Automobiles May Cause Mesothelioma

Basic

Asbestos has been used by the automotive industry for many decades now. From brake pads to linings, clutches, and gaskets, asbestos is relevantly present and poses harsh risk of asbestos exposure to auto mechanics across the whole country. Inhalation of asbestos dust ultimately leads to lung cancer, asbestosis, and Pleural mesothelioma. Mesothelioma is one of the most aggressive cancer types known to man. It is a painful cancer that attacks the lining of the lungs and is positively fatal. Since mesothelioma does not develop until after 15-50 years of asbestos exposure, diagnosis of this scarce disease come too late for treatments to truly work and save the victim.

Although the use of asbestos has been banned, there are nevertheless millions of vehicles that contain asbestos. Some of the automotive parts containing asbestos are hoodliners, brakes, clutches, heat seals, gaskets, and valves. Cars and trucks are nevertheless in production today with brakes and clutches containing asbestos.

Asbestos is remarkably fire-resistant, making it a favorite material among almost all industries. Brake linings typically use down by friction, releasing asbestos dust every time cars are used. The asbestos dust released are often retained in the brake housing. When the brake housing is opened, asbestos dust is released into the air, leaving workers and automobile mechanics exposed to such toxic substance. Both new and old cars nevertheless contain asbestos today and is found on some clutch parts. The asbestos is ground down during normal use and collects in the clutch compartments. When either the clutch cover, disk, or drum is removed, asbestos is released into the air, again causing people to unconsciously inhale or swallow asbestos. Transporting fluid or gases is done with the use of gaskets, insulators, and valves. Some automobile exhaust systems in the early ’70s contained asbestos gaskets at the exhaust manifolds of the engine.

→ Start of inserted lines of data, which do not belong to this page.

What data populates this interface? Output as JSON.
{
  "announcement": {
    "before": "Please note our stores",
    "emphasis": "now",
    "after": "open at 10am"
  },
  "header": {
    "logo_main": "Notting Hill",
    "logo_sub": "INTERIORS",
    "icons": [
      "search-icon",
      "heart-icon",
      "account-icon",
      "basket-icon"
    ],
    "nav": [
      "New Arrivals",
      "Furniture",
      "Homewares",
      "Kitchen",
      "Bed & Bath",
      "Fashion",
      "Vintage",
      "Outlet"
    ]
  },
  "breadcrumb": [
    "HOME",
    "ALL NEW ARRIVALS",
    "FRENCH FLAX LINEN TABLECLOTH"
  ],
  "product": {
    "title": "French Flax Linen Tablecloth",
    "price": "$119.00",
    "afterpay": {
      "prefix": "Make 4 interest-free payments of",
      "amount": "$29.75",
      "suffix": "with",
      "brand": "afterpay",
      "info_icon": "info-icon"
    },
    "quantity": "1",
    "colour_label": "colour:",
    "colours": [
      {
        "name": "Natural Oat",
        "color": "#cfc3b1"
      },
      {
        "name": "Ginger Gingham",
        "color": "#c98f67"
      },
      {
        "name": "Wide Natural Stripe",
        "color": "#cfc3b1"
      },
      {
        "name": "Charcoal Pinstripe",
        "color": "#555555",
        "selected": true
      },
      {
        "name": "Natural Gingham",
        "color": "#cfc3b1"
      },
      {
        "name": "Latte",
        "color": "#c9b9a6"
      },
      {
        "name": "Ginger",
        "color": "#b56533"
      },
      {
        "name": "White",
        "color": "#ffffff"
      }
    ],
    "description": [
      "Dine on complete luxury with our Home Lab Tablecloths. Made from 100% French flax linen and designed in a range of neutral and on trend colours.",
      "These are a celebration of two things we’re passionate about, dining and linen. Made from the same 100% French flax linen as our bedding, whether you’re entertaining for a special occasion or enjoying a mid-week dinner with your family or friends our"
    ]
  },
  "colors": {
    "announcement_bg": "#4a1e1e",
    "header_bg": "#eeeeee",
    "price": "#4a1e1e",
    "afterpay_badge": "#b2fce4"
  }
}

Automobile mechanics are instructed by The Occupational Safety and Health Administration or OSHA to assume that all brakes contain asbestos. This is because a insignificant visual inspection can not indicate which specific brakes contain asbestos. Cleaning the brakes can consequence in the release of asbestos into the air and consequently risk employees of asbestos exposure. Some of the most shared cleaning habits of mechanics and individual car owners include the usage of a vacuum cleaner, compressed air hose for drum breaks, dry rags and brushes, liquid squirt bottles and solvent sprays, and water hoses.

Everday practice of these cleaning habits ultimately leads to greater exposure to asbestos and consequence to mesothelioma. Precautions should be taken while doing simple day to day responsibilities as asbestos is a very shared substance widely used by almost every industry in the country.